As suspeitas de corrupção e os argumentos a favor da prescrição

No centro das suspeitas contra Miguel Barreto estão dois factos que, na óptica da prova indiciária reunida pelos procuradores Carlos Casimiro e Hugo Neto, estão interligados:

  • Enquanto diretor-geral da Energia, Miguel Barreto concedeu a 28 de junho de 2007 uma licença ilimitada para a exploração da central térmica de Sines sem aparente contrapartida. Quer o ex-secretário de Estado da Energia Henrique Gomes, quer o seu chefe de gabinete Tiago Andrade e Sousa testemunharam nos autos que deveriam ter sido pagas contrapartidas ao Estado. Os peritos do Núcleo de Assessoria Técnica da Procuradoria-Geral da República calcularam o valor económico de tal licença em “várias centenas de milhões de euros”.
  • Após ter saído da Direção-Geral de Energia, Miguel Barreto fundou em 2008 uma empresa de certificação energética (uma área de negócio que foi por si criada e regulada enquanto diretor-geral) chamada Home Energy. A Martinfer detinha 60% do capital, enquanto Barreto tinha 40%. A EDP comprou os 100% da sociedade em janeiro de 2011, tendo pago cerca de 1,4 milhões de euros a Miguel Barreto.
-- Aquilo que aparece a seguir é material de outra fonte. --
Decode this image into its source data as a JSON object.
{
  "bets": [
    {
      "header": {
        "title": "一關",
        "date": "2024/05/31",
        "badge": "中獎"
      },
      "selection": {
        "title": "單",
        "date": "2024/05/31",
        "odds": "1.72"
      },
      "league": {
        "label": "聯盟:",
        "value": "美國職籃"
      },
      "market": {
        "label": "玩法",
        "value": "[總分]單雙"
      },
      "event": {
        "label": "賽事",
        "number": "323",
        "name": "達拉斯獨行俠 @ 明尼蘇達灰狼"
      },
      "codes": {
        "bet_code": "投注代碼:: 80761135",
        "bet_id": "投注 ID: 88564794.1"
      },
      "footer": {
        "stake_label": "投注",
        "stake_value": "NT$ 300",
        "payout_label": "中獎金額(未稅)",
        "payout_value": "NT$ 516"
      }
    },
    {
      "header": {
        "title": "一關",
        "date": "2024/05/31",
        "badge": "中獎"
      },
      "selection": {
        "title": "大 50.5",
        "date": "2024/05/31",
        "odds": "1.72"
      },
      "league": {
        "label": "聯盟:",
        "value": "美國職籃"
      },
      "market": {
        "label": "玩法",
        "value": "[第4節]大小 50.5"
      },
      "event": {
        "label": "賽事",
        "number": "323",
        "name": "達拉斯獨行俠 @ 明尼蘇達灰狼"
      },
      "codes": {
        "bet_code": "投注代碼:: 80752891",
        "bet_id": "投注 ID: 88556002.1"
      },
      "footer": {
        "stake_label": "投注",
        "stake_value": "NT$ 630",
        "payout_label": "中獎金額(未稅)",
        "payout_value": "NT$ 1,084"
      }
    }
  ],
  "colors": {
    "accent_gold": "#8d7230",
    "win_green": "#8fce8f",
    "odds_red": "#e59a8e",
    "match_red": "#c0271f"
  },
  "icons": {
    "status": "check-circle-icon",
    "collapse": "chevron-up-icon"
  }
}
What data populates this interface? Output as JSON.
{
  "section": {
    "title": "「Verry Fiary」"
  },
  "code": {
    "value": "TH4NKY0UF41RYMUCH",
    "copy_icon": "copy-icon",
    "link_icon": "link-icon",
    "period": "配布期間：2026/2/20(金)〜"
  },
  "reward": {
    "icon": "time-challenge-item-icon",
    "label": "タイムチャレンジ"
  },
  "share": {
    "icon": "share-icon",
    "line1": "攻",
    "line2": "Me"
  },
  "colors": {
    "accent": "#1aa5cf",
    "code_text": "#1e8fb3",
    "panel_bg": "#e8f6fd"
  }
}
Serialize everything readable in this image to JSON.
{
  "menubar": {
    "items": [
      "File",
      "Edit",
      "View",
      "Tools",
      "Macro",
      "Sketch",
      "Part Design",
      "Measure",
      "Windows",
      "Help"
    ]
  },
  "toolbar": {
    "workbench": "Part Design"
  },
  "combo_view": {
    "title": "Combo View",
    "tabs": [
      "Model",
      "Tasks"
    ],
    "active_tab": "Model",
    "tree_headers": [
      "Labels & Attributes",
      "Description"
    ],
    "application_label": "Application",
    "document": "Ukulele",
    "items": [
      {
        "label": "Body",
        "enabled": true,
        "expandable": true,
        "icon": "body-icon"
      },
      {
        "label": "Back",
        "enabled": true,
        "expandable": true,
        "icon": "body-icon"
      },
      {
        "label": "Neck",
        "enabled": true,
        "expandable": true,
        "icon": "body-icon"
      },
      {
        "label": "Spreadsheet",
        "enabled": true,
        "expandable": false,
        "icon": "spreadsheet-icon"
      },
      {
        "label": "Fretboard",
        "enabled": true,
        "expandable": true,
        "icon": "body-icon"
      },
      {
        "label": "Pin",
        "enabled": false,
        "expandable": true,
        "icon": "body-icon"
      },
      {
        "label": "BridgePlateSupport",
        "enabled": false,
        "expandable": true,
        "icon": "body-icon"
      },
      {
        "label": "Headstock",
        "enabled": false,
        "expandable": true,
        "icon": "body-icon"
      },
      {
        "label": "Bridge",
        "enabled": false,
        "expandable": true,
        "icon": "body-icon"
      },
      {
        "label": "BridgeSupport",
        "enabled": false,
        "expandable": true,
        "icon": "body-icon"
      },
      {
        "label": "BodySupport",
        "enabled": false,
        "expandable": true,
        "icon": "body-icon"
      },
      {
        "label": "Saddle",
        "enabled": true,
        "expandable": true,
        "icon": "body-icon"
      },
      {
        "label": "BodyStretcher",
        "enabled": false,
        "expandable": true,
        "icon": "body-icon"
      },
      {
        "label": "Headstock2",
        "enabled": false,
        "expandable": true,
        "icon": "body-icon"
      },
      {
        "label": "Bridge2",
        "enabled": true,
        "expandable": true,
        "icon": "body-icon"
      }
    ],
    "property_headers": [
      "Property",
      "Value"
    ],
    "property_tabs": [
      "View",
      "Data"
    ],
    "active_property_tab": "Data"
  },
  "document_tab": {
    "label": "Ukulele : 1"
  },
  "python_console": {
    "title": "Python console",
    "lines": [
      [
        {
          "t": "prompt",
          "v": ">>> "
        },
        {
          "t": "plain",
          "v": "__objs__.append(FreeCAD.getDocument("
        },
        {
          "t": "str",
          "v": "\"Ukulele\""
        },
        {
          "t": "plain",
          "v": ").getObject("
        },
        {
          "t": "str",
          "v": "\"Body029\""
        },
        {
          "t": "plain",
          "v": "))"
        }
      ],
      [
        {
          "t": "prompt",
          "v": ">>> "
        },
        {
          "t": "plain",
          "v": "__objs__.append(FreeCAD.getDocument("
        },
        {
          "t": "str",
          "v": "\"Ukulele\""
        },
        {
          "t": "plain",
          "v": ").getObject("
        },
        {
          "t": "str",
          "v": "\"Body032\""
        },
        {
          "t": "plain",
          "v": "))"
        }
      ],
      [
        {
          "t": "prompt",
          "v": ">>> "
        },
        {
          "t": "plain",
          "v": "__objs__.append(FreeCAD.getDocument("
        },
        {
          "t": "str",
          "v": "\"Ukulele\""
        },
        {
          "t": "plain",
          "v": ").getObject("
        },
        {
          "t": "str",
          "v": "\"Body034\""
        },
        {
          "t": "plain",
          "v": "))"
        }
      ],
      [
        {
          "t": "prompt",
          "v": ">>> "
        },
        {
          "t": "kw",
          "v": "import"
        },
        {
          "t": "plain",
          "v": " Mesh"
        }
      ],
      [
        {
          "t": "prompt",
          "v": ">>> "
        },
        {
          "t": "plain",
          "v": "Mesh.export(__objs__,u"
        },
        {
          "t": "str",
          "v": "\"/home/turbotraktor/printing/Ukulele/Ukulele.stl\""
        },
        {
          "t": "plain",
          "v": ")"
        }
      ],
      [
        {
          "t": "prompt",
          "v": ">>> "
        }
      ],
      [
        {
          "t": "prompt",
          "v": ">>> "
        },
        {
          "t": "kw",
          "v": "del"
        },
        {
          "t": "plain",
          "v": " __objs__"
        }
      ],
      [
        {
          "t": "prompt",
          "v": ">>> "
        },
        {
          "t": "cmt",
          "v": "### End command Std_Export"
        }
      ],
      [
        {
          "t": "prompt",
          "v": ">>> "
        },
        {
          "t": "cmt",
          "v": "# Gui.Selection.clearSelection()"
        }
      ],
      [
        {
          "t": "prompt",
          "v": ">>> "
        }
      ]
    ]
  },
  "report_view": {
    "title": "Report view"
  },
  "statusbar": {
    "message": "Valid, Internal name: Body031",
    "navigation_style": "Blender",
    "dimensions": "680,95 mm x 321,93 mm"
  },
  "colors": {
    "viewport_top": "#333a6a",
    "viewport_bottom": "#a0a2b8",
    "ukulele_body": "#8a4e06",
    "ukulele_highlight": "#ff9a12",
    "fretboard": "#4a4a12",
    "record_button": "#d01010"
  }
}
A defesa de Miguel Barreto entende, de acordo com o requerimento que o Observador consultou nos autos do caso EDP, que estes factos estarão prescritos porque “à data dos factos imputados a Miguel Barreto o crime de corrupção passiva para ato lícito tinha uma moldura de pena de prisão até dois anos ou com pena de multa até 240 dias”.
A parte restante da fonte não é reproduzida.